The photo I'm using at the lactation station to help me pump |
Getting prepared in the morning is a good metaphor for what I feel about the whole process. There are too many things for my brain to remember, too many items to pack. I have to get the breast pump, the pump materials, the milk, the milk carrier, the diaper bag and all its contents, the extra items that don't fit into the diaper bag, the pacifier, then any work items like my laptop, books or paperwork, my lunch, water, oh, and the baby. It's too much for my little brain to keep track of.
And my heart. My friend Kristy says that having a kid is like having your heart on the outside. She says it's like "there goes my heart, toddling away from me". And my heart has definitely expanded since O has been born. So now, the question is, is there room in my heart for both O and my students/job?
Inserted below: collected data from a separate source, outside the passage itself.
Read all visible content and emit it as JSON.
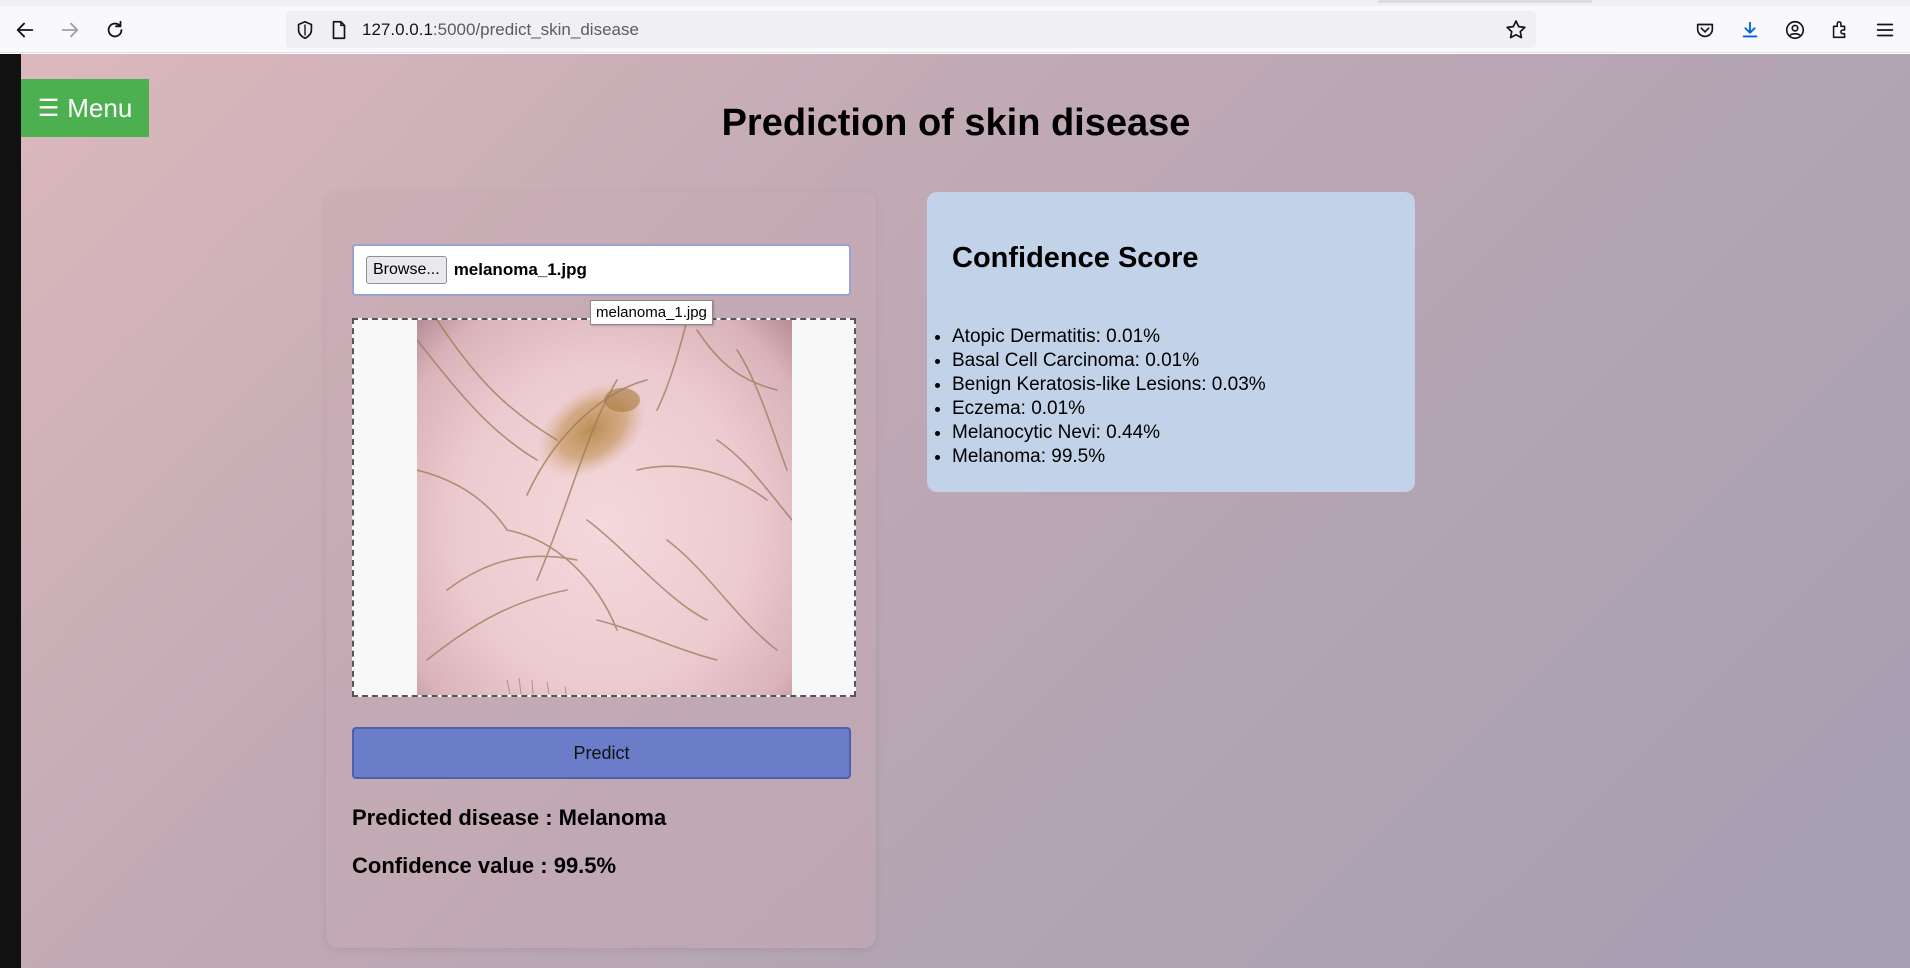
{
  "browser": {
    "url_host": "127.0.0.1",
    "url_path": ":5000/predict_skin_disease",
    "icons": [
      "back-icon",
      "forward-icon",
      "reload-icon",
      "shield-icon",
      "page-icon",
      "star-icon",
      "pocket-icon",
      "download-icon",
      "account-icon",
      "extensions-icon",
      "hamburger-menu-icon"
    ]
  },
  "menu": {
    "icon": "☰",
    "label": "Menu"
  },
  "page": {
    "title": "Prediction of skin disease"
  },
  "upload": {
    "browse_label": "Browse...",
    "file_name": "melanoma_1.jpg",
    "tooltip": "melanoma_1.jpg",
    "predict_label": "Predict",
    "predicted_disease": "Predicted disease : Melanoma",
    "confidence_value": "Confidence value : 99.5%"
  },
  "confidence": {
    "title": "Confidence Score",
    "items": [
      "Atopic Dermatitis: 0.01%",
      "Basal Cell Carcinoma: 0.01%",
      "Benign Keratosis-like Lesions: 0.03%",
      "Eczema: 0.01%",
      "Melanocytic Nevi: 0.44%",
      "Melanoma: 99.5%"
    ]
  },
  "colors": {
    "menu_green": "#4caf50",
    "predict_blue": "#6b7cc9",
    "confidence_card": "#c2d2e8"
  }
}
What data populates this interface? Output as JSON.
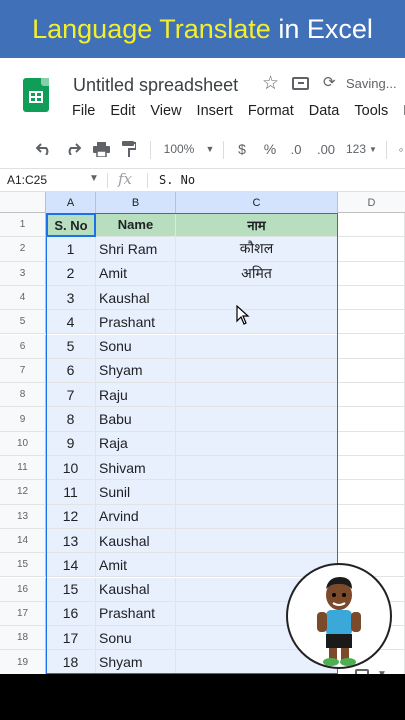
{
  "banner": {
    "title_highlight": "Language Translate",
    "title_rest": "in Excel"
  },
  "doc": {
    "title": "Untitled spreadsheet",
    "status": "Saving..."
  },
  "menu": [
    "File",
    "Edit",
    "View",
    "Insert",
    "Format",
    "Data",
    "Tools",
    "E"
  ],
  "toolbar": {
    "zoom": "100%",
    "currency": "$",
    "percent": "%",
    "dec_decrease": ".0",
    "dec_increase": ".00",
    "more_formats": "123"
  },
  "formula_bar": {
    "name_box": "A1:C25",
    "fx_label": "fx",
    "value": "S. No"
  },
  "columns": [
    "A",
    "B",
    "C",
    "D"
  ],
  "header_row": {
    "row": "1",
    "a": "S. No",
    "b": "Name",
    "c": "नाम"
  },
  "rows": [
    {
      "row": "2",
      "a": "1",
      "b": "Shri Ram",
      "c": "कौशल"
    },
    {
      "row": "3",
      "a": "2",
      "b": "Amit",
      "c": "अमित"
    },
    {
      "row": "4",
      "a": "3",
      "b": "Kaushal",
      "c": ""
    },
    {
      "row": "5",
      "a": "4",
      "b": "Prashant",
      "c": ""
    },
    {
      "row": "6",
      "a": "5",
      "b": "Sonu",
      "c": ""
    },
    {
      "row": "7",
      "a": "6",
      "b": "Shyam",
      "c": ""
    },
    {
      "row": "8",
      "a": "7",
      "b": "Raju",
      "c": ""
    },
    {
      "row": "9",
      "a": "8",
      "b": "Babu",
      "c": ""
    },
    {
      "row": "10",
      "a": "9",
      "b": "Raja",
      "c": ""
    },
    {
      "row": "11",
      "a": "10",
      "b": "Shivam",
      "c": ""
    },
    {
      "row": "12",
      "a": "11",
      "b": "Sunil",
      "c": ""
    },
    {
      "row": "13",
      "a": "12",
      "b": "Arvind",
      "c": ""
    },
    {
      "row": "14",
      "a": "13",
      "b": "Kaushal",
      "c": ""
    },
    {
      "row": "15",
      "a": "14",
      "b": "Amit",
      "c": ""
    },
    {
      "row": "16",
      "a": "15",
      "b": "Kaushal",
      "c": ""
    },
    {
      "row": "17",
      "a": "16",
      "b": "Prashant",
      "c": ""
    },
    {
      "row": "18",
      "a": "17",
      "b": "Sonu",
      "c": ""
    },
    {
      "row": "19",
      "a": "18",
      "b": "Shyam",
      "c": ""
    }
  ],
  "colors": {
    "banner_bg": "#3f70b8",
    "banner_highlight": "#f4ef2b",
    "header_fill": "#b7dfbf",
    "selection_fill": "#e8f0fe",
    "selection_border": "#1a73e8"
  }
}
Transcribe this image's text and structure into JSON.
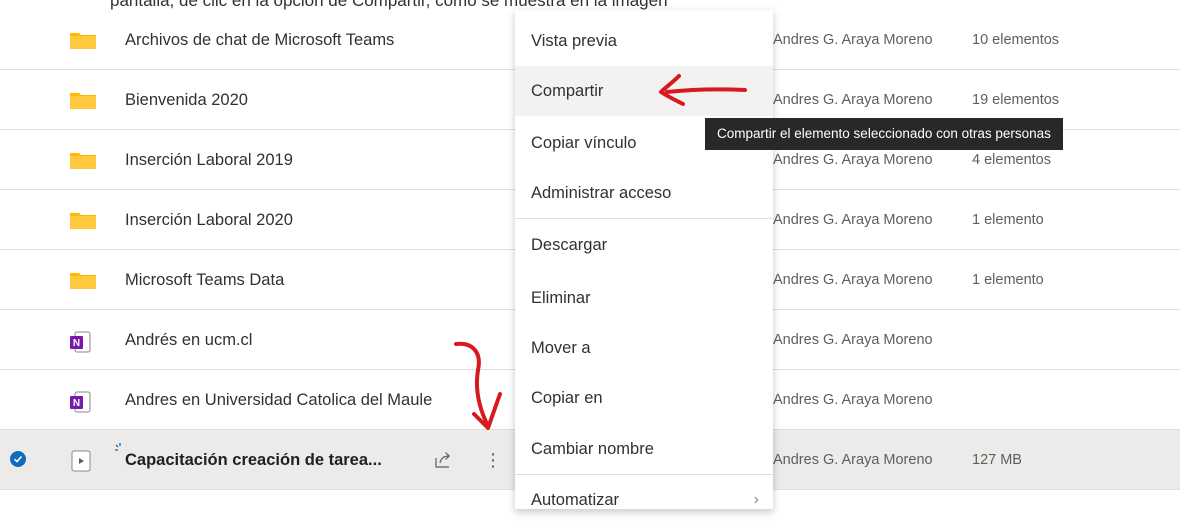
{
  "top_strip_text": "pantalla, de clic en la opción de Compartir, como se muestra en la imagen",
  "files": [
    {
      "name": "Archivos de chat de Microsoft Teams",
      "type": "folder",
      "owner": "Andres G. Araya Moreno",
      "size": "10 elementos",
      "selected": false
    },
    {
      "name": "Bienvenida 2020",
      "type": "folder",
      "owner": "Andres G. Araya Moreno",
      "size": "19 elementos",
      "selected": false
    },
    {
      "name": "Inserción Laboral 2019",
      "type": "folder",
      "owner": "Andres G. Araya Moreno",
      "size": "4 elementos",
      "selected": false
    },
    {
      "name": "Inserción Laboral 2020",
      "type": "folder",
      "owner": "Andres G. Araya Moreno",
      "size": "1 elemento",
      "selected": false
    },
    {
      "name": "Microsoft Teams Data",
      "type": "folder",
      "owner": "Andres G. Araya Moreno",
      "size": "1 elemento",
      "selected": false
    },
    {
      "name": "Andrés en ucm.cl",
      "type": "onenote",
      "owner": "Andres G. Araya Moreno",
      "size": "",
      "selected": false
    },
    {
      "name": "Andres en Universidad Catolica del Maule",
      "type": "onenote",
      "owner": "Andres G. Araya Moreno",
      "size": "",
      "selected": false
    },
    {
      "name": "Capacitación creación de tarea...",
      "type": "video",
      "owner": "Andres G. Araya Moreno",
      "size": "127 MB",
      "selected": true
    }
  ],
  "context_menu": {
    "items": [
      {
        "label": "Vista previa"
      },
      {
        "label": "Compartir"
      },
      {
        "label": "Copiar vínculo"
      },
      {
        "label": "Administrar acceso"
      },
      {
        "label": "Descargar"
      },
      {
        "label": "Eliminar"
      },
      {
        "label": "Mover a"
      },
      {
        "label": "Copiar en"
      },
      {
        "label": "Cambiar nombre"
      },
      {
        "label": "Automatizar"
      }
    ],
    "hovered": "Compartir"
  },
  "tooltip": "Compartir el elemento seleccionado con otras personas",
  "colors": {
    "folder": "#ffb900",
    "onenote": "#7719aa",
    "accent": "#0f6cbd",
    "annotation": "#d71920"
  }
}
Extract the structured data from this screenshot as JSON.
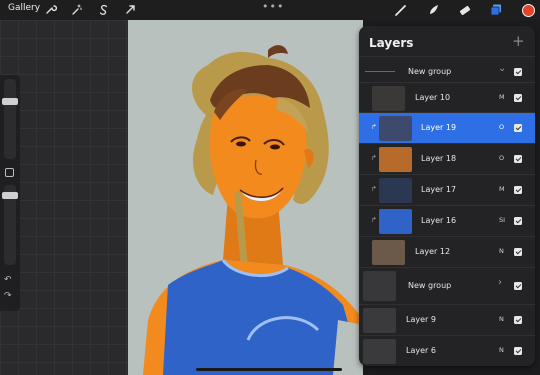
{
  "toolbar": {
    "gallery_label": "Gallery",
    "more_label": "•••",
    "left_icons": [
      "wrench-icon",
      "magic-wand-icon",
      "selection-s-icon",
      "transform-arrow-icon"
    ],
    "right_icons": [
      "brush-icon",
      "smudge-icon",
      "eraser-icon",
      "layers-icon"
    ],
    "active_color": "#e8412a"
  },
  "sidebar": {
    "undo_label": "↶",
    "redo_label": "↷"
  },
  "layers_panel": {
    "title": "Layers",
    "add_label": "+",
    "rows": [
      {
        "name": "New group",
        "type": "group",
        "expanded": true,
        "blend": "",
        "visible": true
      },
      {
        "name": "Layer 10",
        "type": "layer",
        "blend": "M",
        "visible": true
      },
      {
        "name": "Layer 19",
        "type": "layer",
        "blend": "O",
        "visible": true,
        "selected": true
      },
      {
        "name": "Layer 18",
        "type": "layer",
        "blend": "O",
        "visible": true
      },
      {
        "name": "Layer 17",
        "type": "layer",
        "blend": "M",
        "visible": true
      },
      {
        "name": "Layer 16",
        "type": "layer",
        "blend": "SI",
        "visible": true
      },
      {
        "name": "Layer 12",
        "type": "layer",
        "blend": "N",
        "visible": true
      },
      {
        "name": "New group",
        "type": "group",
        "expanded": false,
        "blend": "",
        "visible": true
      },
      {
        "name": "Layer 9",
        "type": "layer",
        "blend": "N",
        "visible": true
      },
      {
        "name": "Layer 6",
        "type": "layer",
        "blend": "N",
        "visible": true
      }
    ]
  },
  "colors": {
    "canvas_bg": "#b9c1bf",
    "selected_row": "#2f6fe6",
    "skin": "#f28a1e",
    "hair": "#6b3c1d",
    "shirt": "#2f63c8"
  }
}
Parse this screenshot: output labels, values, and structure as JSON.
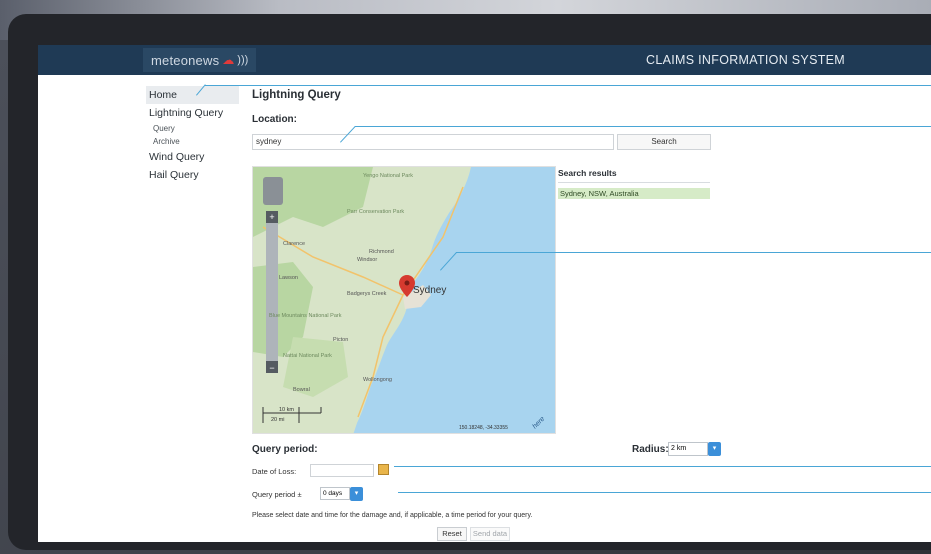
{
  "header": {
    "logo_text": "meteonews",
    "logo_cloud": "☁",
    "logo_waves": ")))",
    "app_title": "CLAIMS INFORMATION SYSTEM"
  },
  "sidebar": {
    "items": [
      {
        "label": "Home"
      },
      {
        "label": "Lightning Query"
      },
      {
        "label": "Query"
      },
      {
        "label": "Archive"
      },
      {
        "label": "Wind Query"
      },
      {
        "label": "Hail Query"
      }
    ]
  },
  "main": {
    "title": "Lightning Query",
    "location_label": "Location:",
    "location_value": "sydney",
    "search_label": "Search",
    "results_title": "Search results",
    "results": [
      "Sydney, NSW, Australia"
    ],
    "period_title": "Query period:",
    "radius_label": "Radius:",
    "radius_value": "2 km",
    "date_label": "Date of Loss:",
    "query_period_label": "Query period ±",
    "query_period_value": "0 days",
    "note": "Please select date and time for the damage and, if applicable, a time period for your query.",
    "reset_label": "Reset",
    "send_label": "Send data"
  },
  "map": {
    "city": "Sydney",
    "places": [
      "Yengo National Park",
      "Parr Conservation Park",
      "Clarence",
      "Lawson",
      "Windsor",
      "Richmond",
      "Badgerys Creek",
      "Blue Mountains National Park",
      "Picton",
      "Nattai National Park",
      "Wollongong",
      "Bowral"
    ],
    "scale_km": "10 km",
    "scale_mi": "20 mi",
    "coords": "150.18248, -34.33355",
    "brand": "here"
  },
  "colors": {
    "topbar": "#1f3a55",
    "accent_blue": "#3b8fd9",
    "callout": "#4aa6d6",
    "result_bg": "#d6ebc7",
    "water": "#a8d4ef",
    "land": "#d8e4c8",
    "forest": "#b8d6a2",
    "pin": "#d63a2f"
  }
}
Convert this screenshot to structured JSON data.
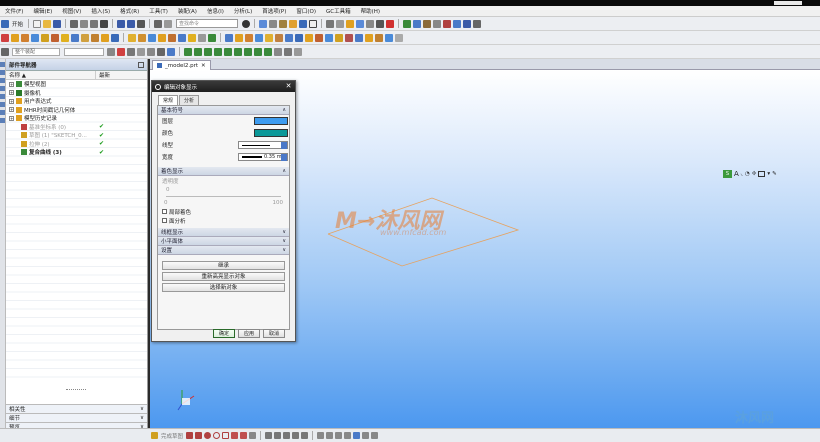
{
  "menu": [
    "文件(F)",
    "编辑(E)",
    "视图(V)",
    "插入(S)",
    "格式(R)",
    "工具(T)",
    "装配(A)",
    "信息(I)",
    "分析(L)",
    "首选项(P)",
    "窗口(O)",
    "GC工具箱",
    "帮助(H)"
  ],
  "toolbar": {
    "start_label": "开始",
    "search_placeholder": "查找命令",
    "filter_combo": "整个装配",
    "snap_combo": ""
  },
  "navigator": {
    "title": "部件导航器",
    "col_name": "名称 ▲",
    "col_latest": "最新",
    "rows": [
      {
        "label": "模型视图",
        "indent": 1,
        "color": "#3a8a3a",
        "check": "",
        "dim": false
      },
      {
        "label": "摄像机",
        "indent": 1,
        "color": "#2a7a2a",
        "check": "",
        "dim": false
      },
      {
        "label": "用户表达式",
        "indent": 1,
        "color": "#e0a020",
        "check": "",
        "dim": false
      },
      {
        "label": "MHR时间戳记几何体",
        "indent": 1,
        "color": "#e0a020",
        "check": "",
        "dim": false
      },
      {
        "label": "模型历史记录",
        "indent": 1,
        "color": "#e0a020",
        "check": "",
        "dim": false
      },
      {
        "label": "基准坐标系 (0)",
        "indent": 2,
        "color": "#c04040",
        "check": "✔",
        "dim": true
      },
      {
        "label": "草图 (1) \"SKETCH_0...",
        "indent": 2,
        "color": "#d0a020",
        "check": "✔",
        "dim": true
      },
      {
        "label": "拉伸 (2)",
        "indent": 2,
        "color": "#d0a020",
        "check": "✔",
        "dim": true
      },
      {
        "label": "复合曲线 (3)",
        "indent": 2,
        "color": "#3a8a3a",
        "check": "✔",
        "dim": false
      }
    ],
    "footer": [
      "相关性",
      "细节",
      "预览"
    ]
  },
  "view_tab": "_model2.prt",
  "dialog": {
    "title": "编辑对象显示",
    "tabs": [
      "常规",
      "分析"
    ],
    "section_basic": "基本符号",
    "layer_label": "图层",
    "color_label": "颜色",
    "linetype_label": "线型",
    "width_label": "宽度",
    "width_value": "0.35 mm",
    "layer_swatch": "#3d9bef",
    "color_swatch": "#0b9898",
    "section_shading": "着色显示",
    "transparency_label": "透明度",
    "slider_min": "0",
    "slider_max": "100",
    "slider_value": "0",
    "local_shading": "局部着色",
    "face_analysis": "面分析",
    "section_wireframe": "线框显示",
    "section_widgets": "小平面体",
    "section_settings": "设置",
    "btn_inherit": "继承",
    "btn_reselect": "重新高亮显示对象",
    "btn_select_new": "选择新对象",
    "btn_ok": "确定",
    "btn_apply": "应用",
    "btn_cancel": "取消"
  },
  "watermark": {
    "main": "M→沐风网",
    "sub": "www.mfcad.com",
    "corner": "沐风网"
  },
  "floatbar_label": "S",
  "status_label": "完成草图"
}
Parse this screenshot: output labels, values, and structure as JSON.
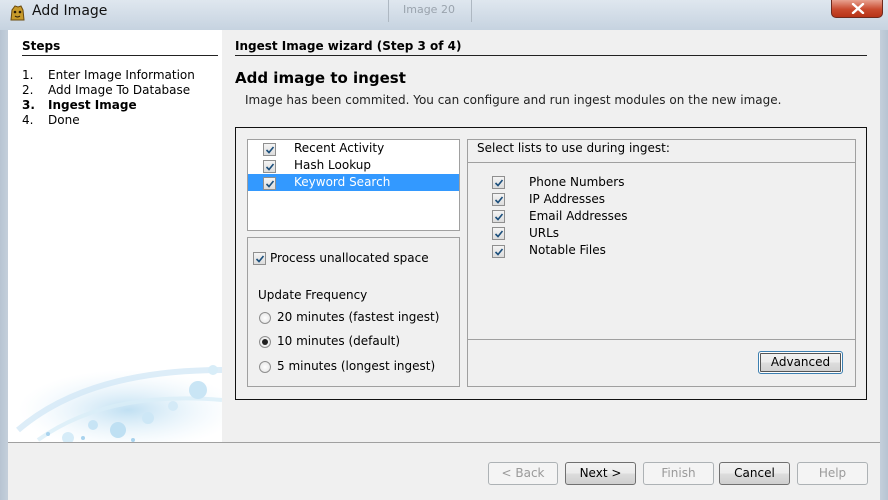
{
  "window": {
    "title": "Add Image",
    "background_tab": "Image 20",
    "icon": "autopsy-dog-icon",
    "close_icon": "close-icon"
  },
  "steps": {
    "title": "Steps",
    "items": [
      {
        "num": "1.",
        "label": "Enter Image Information",
        "current": false
      },
      {
        "num": "2.",
        "label": "Add Image To Database",
        "current": false
      },
      {
        "num": "3.",
        "label": "Ingest Image",
        "current": true
      },
      {
        "num": "4.",
        "label": "Done",
        "current": false
      }
    ]
  },
  "wizard": {
    "title": "Ingest Image wizard (Step 3 of 4)",
    "heading": "Add image to ingest",
    "subtext": "Image has been commited.  You can configure and run ingest modules on the new image."
  },
  "modules": [
    {
      "label": "Recent Activity",
      "checked": true,
      "selected": false
    },
    {
      "label": "Hash Lookup",
      "checked": true,
      "selected": false
    },
    {
      "label": "Keyword Search",
      "checked": true,
      "selected": true
    }
  ],
  "settings": {
    "process_unallocated_label": "Process unallocated space",
    "process_unallocated_checked": true,
    "update_frequency_label": "Update Frequency",
    "options": [
      {
        "label": "20 minutes (fastest ingest)",
        "selected": false
      },
      {
        "label": "10 minutes (default)",
        "selected": true
      },
      {
        "label": "5 minutes (longest ingest)",
        "selected": false
      }
    ]
  },
  "keyword_lists": {
    "title": "Select lists to use during ingest:",
    "items": [
      {
        "label": "Phone Numbers",
        "checked": true
      },
      {
        "label": "IP Addresses",
        "checked": true
      },
      {
        "label": "Email Addresses",
        "checked": true
      },
      {
        "label": "URLs",
        "checked": true
      },
      {
        "label": "Notable Files",
        "checked": true
      }
    ],
    "advanced_label": "Advanced"
  },
  "buttons": {
    "back": "< Back",
    "next": "Next >",
    "finish": "Finish",
    "cancel": "Cancel",
    "help": "Help"
  },
  "colors": {
    "selection": "#3399ff",
    "close": "#c94a2e"
  }
}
Will my heart expand, or will I need to make choices about what to allow in and what to keep out? Obviously, I will keep my baby closest to my heart.
Still, I know that being a parent will make me a better teacher, in the ways that count. I will fully know that each of my students is somebody's baby, that somebody loved and loves him as much as I love this child. Parenting choices made after that are another story, though I'll probably be more empathetic about the difficulty of making these choices.
So, if you have any wisdom on how to make this adjustment easier, please send it my way. Otherwise, I'm wading through.